Musically, the opera is usually deemed to be one of Handel’s better second-ranking efforts, but here, as staged by Alden, conducted by Christian Curnyn and sung by a world-class cast, it stands proud alongside the composer’s masterpieces.
Alden and his designers, Andrew Lieberman and Jon Morrell, transport the action to a self-consciously sophisticated, art-decoish Paris of the 1920s, in which the heroine appears as a Nancy Cunard-like salon diva, as photographed by Man Ray (identified with Partenope’s aggressive suitor, Emilio, here portrayed as a conceptual artist assembling a collage portrait of his hostess). It works brilliantly because Alden catches the principal characters’ posey veneer, which he gradually strips away, exposing their deeper emotions as Handel’s music takes on darker tones. As always with Alden, there are excesses and superimposed jokes, but the comic and serious are kept in a near-ideal balance and a long evening passes in a flash thanks to brilliant acting and glorious singing by Rosemary Joshua (Partenope), Christine Rice (Arsace), Patricia Bardon (Rosmira), Iestyn Davies (amusing and touching as a Chaplinesque Armindo) and John Mark Ainsley (Emilio). Handel hasn’t looked and sounded as good as this in a long time. Not to be missed.

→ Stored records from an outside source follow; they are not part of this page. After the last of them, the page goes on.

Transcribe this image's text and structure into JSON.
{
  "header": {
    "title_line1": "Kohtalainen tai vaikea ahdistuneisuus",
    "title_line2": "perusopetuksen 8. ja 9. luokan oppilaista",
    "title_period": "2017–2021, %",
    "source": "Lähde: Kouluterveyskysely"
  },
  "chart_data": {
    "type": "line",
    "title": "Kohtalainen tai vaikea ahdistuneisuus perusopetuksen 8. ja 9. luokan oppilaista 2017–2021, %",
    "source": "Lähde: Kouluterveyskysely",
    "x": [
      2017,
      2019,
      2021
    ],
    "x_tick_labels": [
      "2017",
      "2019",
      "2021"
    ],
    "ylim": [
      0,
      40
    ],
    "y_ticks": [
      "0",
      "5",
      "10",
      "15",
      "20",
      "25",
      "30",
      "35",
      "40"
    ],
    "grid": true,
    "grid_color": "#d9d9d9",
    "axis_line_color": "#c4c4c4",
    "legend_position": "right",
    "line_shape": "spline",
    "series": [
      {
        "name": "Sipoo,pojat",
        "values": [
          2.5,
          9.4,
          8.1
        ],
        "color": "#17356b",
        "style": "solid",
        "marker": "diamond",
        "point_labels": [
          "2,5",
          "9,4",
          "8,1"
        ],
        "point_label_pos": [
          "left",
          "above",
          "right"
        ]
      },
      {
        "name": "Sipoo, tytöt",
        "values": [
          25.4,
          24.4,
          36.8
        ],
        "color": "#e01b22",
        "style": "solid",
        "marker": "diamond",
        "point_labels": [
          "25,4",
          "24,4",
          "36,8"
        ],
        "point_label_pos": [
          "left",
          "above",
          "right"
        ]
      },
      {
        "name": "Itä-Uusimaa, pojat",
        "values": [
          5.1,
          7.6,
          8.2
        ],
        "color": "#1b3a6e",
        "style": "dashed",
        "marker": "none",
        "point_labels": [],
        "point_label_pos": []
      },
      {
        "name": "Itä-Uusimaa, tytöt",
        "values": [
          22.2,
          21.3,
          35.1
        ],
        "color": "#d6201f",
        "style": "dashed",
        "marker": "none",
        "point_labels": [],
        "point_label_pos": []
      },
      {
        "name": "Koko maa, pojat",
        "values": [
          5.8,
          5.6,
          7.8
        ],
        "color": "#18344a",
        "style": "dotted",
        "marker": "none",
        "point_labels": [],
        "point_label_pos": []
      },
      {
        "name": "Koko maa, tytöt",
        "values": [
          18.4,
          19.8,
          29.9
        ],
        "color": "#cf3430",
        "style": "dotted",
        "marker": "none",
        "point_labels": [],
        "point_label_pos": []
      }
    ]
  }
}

Finally, a brief word about another ENO show on its rounds around the world. David McVicar’s grungy, down-at-heel staging of Massenet’s Manon may not have endured in St Martin’s Lane, but it has succeeded on the road with starrier casts. Last summer, it was filmed in Barcelona with Natalie Dessay and Rolando Villazon, and I caught it, again with Dessay, but this time with Jonas Kaufmann as her infatuated beau, at Lyric Opera of Chicago. They make an ideal pair physically — just over and just under 40, they convince as teenagers in the opening scene — and vocally they are simply today’s dream cast. The soprano musters all the reserves of her characteristically French, silvery tone and her glittering technical armoury in the cavernous but singer-friendly Civic Opera House, while the tenor draws the listener in with his dreamy pianissimo singing and thrills with his visceral, passionate top notes. Covent Garden has a Manon scheduled for Anna Netrebko and Villazon. Let’s hope they book Dessay and Kaufmann for the revival.